Condition order was not fully counterbalanced. We used an enriched dataset consisting of more pathology than typically found in clinical practice, although this was practically needed to have enough positive cases and is consistent with other reader studies [24, 25]. Radiologists often interpreted cases during days devoted to administrative work or research, and therefore were probably less fatigued than during a clinical shift. A sham AI system was used rather than a real AI system. Finally, to show that radiologists could be misled (and that this could be mitigated), we had to select cases that could be manipulated to be wrong. In so doing, we manipulated AI for cases where the radiologists were more likely to be correct, and thus were presumably less effected by incorrect AI. This limitation, along some others discussed above related to the artificiality of the setting, probably blunted the true effect of our manipulations and thus shows the robustness of our results. If true, this would mean that the effects observed in this study are actually larger in clinical practice.

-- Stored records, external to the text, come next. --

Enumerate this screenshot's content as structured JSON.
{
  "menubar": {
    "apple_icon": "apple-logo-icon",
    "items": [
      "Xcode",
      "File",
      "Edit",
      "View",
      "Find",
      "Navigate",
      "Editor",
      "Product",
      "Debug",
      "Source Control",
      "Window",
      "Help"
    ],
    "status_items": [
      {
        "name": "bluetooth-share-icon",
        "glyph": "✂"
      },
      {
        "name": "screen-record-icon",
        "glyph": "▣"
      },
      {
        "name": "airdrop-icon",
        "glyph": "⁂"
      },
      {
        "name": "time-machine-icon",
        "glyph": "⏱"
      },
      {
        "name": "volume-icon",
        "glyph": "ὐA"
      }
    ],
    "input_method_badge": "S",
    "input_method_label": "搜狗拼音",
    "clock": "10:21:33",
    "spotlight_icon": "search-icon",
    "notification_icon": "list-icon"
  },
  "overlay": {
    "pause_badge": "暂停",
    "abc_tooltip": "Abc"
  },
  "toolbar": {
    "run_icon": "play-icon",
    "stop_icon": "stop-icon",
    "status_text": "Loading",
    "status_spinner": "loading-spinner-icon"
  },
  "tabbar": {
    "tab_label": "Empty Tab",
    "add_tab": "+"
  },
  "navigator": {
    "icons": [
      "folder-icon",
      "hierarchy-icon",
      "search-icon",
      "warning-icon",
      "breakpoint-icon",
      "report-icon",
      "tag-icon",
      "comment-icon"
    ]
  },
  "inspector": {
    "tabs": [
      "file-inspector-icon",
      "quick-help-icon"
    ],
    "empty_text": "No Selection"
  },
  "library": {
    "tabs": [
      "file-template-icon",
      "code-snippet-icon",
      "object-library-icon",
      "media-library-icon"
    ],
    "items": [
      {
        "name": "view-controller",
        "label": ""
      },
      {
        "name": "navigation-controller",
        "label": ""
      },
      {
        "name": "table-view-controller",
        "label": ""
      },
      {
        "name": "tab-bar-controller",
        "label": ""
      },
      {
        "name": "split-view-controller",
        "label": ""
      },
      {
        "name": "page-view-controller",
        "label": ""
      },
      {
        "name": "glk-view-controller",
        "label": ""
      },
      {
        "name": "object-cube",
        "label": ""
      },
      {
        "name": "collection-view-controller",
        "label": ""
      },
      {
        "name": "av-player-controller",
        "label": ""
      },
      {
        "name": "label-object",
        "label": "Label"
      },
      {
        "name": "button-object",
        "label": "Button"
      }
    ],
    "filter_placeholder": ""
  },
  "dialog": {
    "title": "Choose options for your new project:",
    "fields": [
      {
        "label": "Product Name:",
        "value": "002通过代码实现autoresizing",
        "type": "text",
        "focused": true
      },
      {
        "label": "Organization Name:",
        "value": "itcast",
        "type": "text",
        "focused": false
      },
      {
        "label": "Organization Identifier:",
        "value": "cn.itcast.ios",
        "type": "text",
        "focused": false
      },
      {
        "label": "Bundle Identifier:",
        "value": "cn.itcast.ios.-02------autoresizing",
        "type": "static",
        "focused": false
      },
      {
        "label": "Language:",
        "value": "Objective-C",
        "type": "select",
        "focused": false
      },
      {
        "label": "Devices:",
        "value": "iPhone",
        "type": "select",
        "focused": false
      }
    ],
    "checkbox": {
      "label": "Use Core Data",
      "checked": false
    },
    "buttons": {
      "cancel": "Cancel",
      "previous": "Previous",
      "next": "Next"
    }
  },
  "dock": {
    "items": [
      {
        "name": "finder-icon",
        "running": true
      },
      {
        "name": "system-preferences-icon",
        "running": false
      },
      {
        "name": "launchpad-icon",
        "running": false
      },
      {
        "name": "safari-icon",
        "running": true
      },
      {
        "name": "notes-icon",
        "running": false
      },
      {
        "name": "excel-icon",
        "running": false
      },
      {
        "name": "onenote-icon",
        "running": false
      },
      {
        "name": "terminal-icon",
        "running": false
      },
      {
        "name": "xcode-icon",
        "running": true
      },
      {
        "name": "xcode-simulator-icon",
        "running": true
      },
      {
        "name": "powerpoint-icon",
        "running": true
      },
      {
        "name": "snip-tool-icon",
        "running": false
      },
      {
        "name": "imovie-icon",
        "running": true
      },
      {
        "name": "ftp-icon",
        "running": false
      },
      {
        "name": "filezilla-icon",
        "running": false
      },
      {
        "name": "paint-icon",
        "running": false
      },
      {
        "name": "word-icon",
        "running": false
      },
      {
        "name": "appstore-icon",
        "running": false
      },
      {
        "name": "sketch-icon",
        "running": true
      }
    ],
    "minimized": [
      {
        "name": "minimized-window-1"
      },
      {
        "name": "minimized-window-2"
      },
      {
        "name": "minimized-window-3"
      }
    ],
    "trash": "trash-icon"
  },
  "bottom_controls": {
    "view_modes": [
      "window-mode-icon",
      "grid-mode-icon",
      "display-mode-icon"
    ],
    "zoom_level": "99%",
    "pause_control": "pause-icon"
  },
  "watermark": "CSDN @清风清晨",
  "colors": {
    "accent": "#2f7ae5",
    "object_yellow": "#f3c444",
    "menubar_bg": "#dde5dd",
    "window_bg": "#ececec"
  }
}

Conclusion and implications

AI is often right but sometimes is wrong. Since we do not know when it is accurate, we must consider how to minimize the extent to which radiologists are influenced by incorrect results. In this study, we show that incorrect AI results can influence a radiologist to make a wrong decision. However, this effect is mitigated when radiologists are told the AI results are deleted, versus kept, in the patient’s file, and when AI provides a box that visually outlines suspicious regions. In fact, AI that included a box improved radiologists’ performance when AI was both correct and incorrect.

This study offers compelling initial evidence that human factors of AI can impact radiologists. To enhance patient care, radiology practices should consider how AI is implemented. Radiological societies should formulate guidelines for radiologists regarding the integration of AI results into the reporting of examinations. Moreover, radiologists should be trained in best practices for using AI tools clinically.